The Brevard Sinfonia, Brevard Music Center‘s crack Collegiate Division orchestra, and featured violin soloist Stephan Waarts performed a magnificent program of works in Whittington-Pfohl Auditorium which transported and delighted its audience. Under the direction of conductor Christoph König, the performance consisted of Respighi’s Belfagor Overture, Korngold’s Violin Concerto in D, Op. 35, and Shostakovich’s lesser-known Symphony No. 6 in B minor, Op. 54. The orchestral presence was massive throughout the concert, and its technical demands on each of the orchestral players were unrelenting. Most impressive to this listener was the fine characterization of this music’s various moods and styles which were adroitly elicited by this conductor who, though generous with his cues and gestures, did not overstep his presence on stage.

Clearly the stage was full of rising stars. König is Principal Conductor and Music Director of the Solistes Européens, Luxembourg, and Principal Guest Conductor of the Real Filharmonía de Galicia. This year’s engagements include debuts at the Aspen Music Festival and with the North Carolina Symphony in Raleigh. Eighteen-year-old violin soloist Waarts is a native of the San Francisco Bay Area and currently studies with Aaron Rosand at the Curtis Institute where he holds the Frank S. Bayley Annual Fellowship. He is an international prize winner (most recently, First Prize at the 2014 Menuhin Competition), a featured artist both here and abroad, and incidentally, also has garnered national recognition in the field of mathematics. Along with them were orchestral players in every section whose concentrated and disciplined playing (some of it frightfully exposed in drastic texture reductions) was deeply impressive.

The Whittington-Pfohl Auditorium’s stage was expanded this year out and over the old orchestra pit to project the sound better into the audience. This was my first opportunity to hear the results. Not only is the sound much brighter, but the gap between players and audience has literally been bridged. In addition, a huge ceiling fan kept the air moving nicely in the hall. More improvements are slated for next season, including the building of an acoustical shell onstage to aid the musicians in hearing one another.

The program opened with the concert overture from Respighi’s opera Belfagor, a work that premiered in 1923 and had few performances. In salvaging its musical highpoints, Respighi created a whimsical, though rather lengthy, orchestral work of dramatic twists and turns. The performance was remarkably cohesive for such an “event-filled” overture, and bathed us in the warmth of Respighi’s writing for strings.
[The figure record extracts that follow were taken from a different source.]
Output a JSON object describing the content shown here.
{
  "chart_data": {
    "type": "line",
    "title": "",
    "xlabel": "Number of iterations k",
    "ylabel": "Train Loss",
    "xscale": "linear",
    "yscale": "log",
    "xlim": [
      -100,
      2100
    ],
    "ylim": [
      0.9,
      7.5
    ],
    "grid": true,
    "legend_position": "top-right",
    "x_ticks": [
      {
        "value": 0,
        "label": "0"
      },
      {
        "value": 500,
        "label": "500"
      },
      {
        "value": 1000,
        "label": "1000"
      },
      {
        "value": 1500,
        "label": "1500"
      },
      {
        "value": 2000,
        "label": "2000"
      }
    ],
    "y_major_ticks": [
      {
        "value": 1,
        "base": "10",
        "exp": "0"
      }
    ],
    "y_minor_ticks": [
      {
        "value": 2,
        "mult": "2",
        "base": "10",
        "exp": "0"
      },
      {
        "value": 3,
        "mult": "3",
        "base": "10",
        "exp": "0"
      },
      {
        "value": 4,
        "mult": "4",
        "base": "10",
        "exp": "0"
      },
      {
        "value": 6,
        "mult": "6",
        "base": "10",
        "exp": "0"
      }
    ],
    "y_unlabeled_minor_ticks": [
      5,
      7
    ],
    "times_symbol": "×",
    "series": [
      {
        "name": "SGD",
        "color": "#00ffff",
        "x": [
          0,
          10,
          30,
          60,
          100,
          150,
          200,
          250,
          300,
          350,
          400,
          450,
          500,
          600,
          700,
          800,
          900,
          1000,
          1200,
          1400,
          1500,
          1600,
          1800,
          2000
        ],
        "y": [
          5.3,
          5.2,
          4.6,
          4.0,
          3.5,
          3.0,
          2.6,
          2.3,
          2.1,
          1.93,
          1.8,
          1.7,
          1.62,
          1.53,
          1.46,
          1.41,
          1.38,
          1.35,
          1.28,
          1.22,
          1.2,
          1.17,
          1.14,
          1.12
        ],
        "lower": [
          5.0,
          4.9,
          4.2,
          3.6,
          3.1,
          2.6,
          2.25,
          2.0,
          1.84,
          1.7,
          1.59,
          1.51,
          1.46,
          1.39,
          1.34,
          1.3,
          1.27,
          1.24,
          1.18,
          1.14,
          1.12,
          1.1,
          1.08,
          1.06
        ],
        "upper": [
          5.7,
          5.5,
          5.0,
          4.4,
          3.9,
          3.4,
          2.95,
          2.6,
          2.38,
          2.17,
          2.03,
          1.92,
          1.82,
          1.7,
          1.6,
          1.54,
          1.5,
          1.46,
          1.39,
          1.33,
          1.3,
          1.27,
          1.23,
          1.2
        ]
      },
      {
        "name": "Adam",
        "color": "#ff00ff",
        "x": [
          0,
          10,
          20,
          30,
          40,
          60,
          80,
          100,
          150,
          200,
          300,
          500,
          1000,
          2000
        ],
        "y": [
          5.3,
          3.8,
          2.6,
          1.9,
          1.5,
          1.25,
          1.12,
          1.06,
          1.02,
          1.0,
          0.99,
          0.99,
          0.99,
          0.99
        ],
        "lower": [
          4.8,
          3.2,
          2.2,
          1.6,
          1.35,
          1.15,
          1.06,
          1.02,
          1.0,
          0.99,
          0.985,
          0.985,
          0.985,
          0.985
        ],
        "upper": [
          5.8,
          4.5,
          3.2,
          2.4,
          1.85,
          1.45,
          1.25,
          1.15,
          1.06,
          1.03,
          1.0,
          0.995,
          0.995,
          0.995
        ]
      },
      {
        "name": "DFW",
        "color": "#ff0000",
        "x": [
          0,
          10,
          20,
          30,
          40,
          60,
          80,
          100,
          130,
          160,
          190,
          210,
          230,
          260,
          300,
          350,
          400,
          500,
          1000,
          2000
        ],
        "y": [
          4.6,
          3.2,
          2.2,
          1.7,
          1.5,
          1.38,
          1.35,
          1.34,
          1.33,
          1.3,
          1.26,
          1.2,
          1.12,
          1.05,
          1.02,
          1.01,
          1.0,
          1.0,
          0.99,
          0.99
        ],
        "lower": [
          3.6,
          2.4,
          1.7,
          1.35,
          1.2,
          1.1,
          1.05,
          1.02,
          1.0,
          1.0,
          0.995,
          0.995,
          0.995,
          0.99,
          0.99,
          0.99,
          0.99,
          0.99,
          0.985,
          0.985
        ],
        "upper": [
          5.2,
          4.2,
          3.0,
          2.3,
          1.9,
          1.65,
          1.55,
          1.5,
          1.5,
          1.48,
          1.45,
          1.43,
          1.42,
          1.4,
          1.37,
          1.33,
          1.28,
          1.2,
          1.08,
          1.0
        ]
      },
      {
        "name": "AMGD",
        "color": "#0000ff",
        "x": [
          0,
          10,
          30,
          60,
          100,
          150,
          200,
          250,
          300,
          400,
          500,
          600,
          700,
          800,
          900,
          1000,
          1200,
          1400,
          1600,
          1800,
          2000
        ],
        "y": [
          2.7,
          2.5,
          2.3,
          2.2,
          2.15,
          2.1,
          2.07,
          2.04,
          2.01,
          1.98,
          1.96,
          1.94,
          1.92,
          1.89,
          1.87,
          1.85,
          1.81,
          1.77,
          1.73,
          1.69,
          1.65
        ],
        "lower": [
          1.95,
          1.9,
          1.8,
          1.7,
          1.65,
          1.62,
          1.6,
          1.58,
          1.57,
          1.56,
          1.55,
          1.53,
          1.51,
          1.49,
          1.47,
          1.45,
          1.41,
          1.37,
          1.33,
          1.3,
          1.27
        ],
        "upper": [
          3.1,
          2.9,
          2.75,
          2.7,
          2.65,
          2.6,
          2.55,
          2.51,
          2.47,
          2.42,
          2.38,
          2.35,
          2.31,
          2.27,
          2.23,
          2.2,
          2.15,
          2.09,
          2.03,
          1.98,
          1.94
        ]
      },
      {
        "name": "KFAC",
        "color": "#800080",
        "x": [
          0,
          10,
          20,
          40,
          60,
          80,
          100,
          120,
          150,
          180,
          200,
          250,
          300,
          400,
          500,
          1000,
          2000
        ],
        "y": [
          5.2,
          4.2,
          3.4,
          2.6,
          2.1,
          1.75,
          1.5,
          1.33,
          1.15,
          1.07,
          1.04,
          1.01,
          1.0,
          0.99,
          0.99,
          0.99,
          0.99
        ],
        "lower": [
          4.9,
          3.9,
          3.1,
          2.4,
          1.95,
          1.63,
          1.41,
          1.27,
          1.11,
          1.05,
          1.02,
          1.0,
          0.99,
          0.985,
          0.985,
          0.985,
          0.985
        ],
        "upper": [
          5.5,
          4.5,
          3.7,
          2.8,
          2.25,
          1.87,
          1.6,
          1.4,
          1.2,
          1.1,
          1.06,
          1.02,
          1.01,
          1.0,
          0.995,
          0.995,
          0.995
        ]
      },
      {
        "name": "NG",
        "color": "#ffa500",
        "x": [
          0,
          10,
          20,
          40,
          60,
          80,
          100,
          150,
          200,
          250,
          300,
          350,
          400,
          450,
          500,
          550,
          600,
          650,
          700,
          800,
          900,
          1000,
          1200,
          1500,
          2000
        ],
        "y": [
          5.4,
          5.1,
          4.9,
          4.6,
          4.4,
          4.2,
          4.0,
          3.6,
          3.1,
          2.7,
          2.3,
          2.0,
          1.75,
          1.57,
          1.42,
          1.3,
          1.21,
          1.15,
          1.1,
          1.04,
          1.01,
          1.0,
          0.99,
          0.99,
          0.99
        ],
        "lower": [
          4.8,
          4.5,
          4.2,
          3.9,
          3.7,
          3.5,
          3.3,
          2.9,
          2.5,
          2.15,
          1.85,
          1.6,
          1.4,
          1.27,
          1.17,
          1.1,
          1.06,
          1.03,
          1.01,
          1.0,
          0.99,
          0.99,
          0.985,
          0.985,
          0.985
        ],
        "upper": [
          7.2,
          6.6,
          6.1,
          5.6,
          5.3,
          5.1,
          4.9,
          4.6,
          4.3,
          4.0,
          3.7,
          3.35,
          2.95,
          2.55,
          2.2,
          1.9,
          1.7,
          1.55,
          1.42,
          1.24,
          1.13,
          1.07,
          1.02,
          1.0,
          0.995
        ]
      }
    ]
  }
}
Following this, Waarts joined the orchestra to perform the Korngold concerto. Waarts is a statuesque and very slender young man who holds his violin in a unique manner, very high and pulled a bit to the front of his body. He had a quiet stage demeanor, and while his face was a study in concentration, he never appeared to be nervous or taxed by the music he played. The first two movements of this concerto were studies in lyricism, featuring lengthy stretches of rather simple, melodic phrases which he fleshed out into shimmering moments of sheer beauty. There were also technical demands of fast “fiddling and scurrying” in a brief cadenza and throughout the final movement which he tossed off with ease and a smile. Thus completely captivating the audience and after repeated curtain calls, he played a brief encore, the introspective second movement from Eugene Ysaÿe’s Sonata No. 4 for solo violin, to thunderous applause.

The stand-alone work after intermission was the Shostakovich symphony, its massive sounds generated by a veritable army of players: two flutes and piccolo, two oboes and English horn, three clarinets, E-flat clarinet and bass clarinet, three bassoons and contrabassoon, four horns, three trumpets, three trombones and tuba, timpani, triangle, tambourine, drum, cymbals, bass drum, tam-tam, xylophone, celesta, harp, and strings. From the opening sounds of the huge first movement, the mood was ominous and unsettling, declaimed by these massed orchestral voices. While this was the predominant texture – full blown – there were ample opportunities for solos and duets throughout this and the other two movements, moments that were startlingly exposed when all the other players dropped away. This was another test of this good orchestra – to have players in each section that could manage each of these passages with fluidity, musicality, and sheer nerve. The finale Presto required lightning reflexes to execute its rhythmic map, and flexibility to accommodate its mood swings, resulting in an ominous, yet mordantly cheerful romp (not unlike circus music with a sardonic twist), bringing the audience to its feet in a rousing ovation.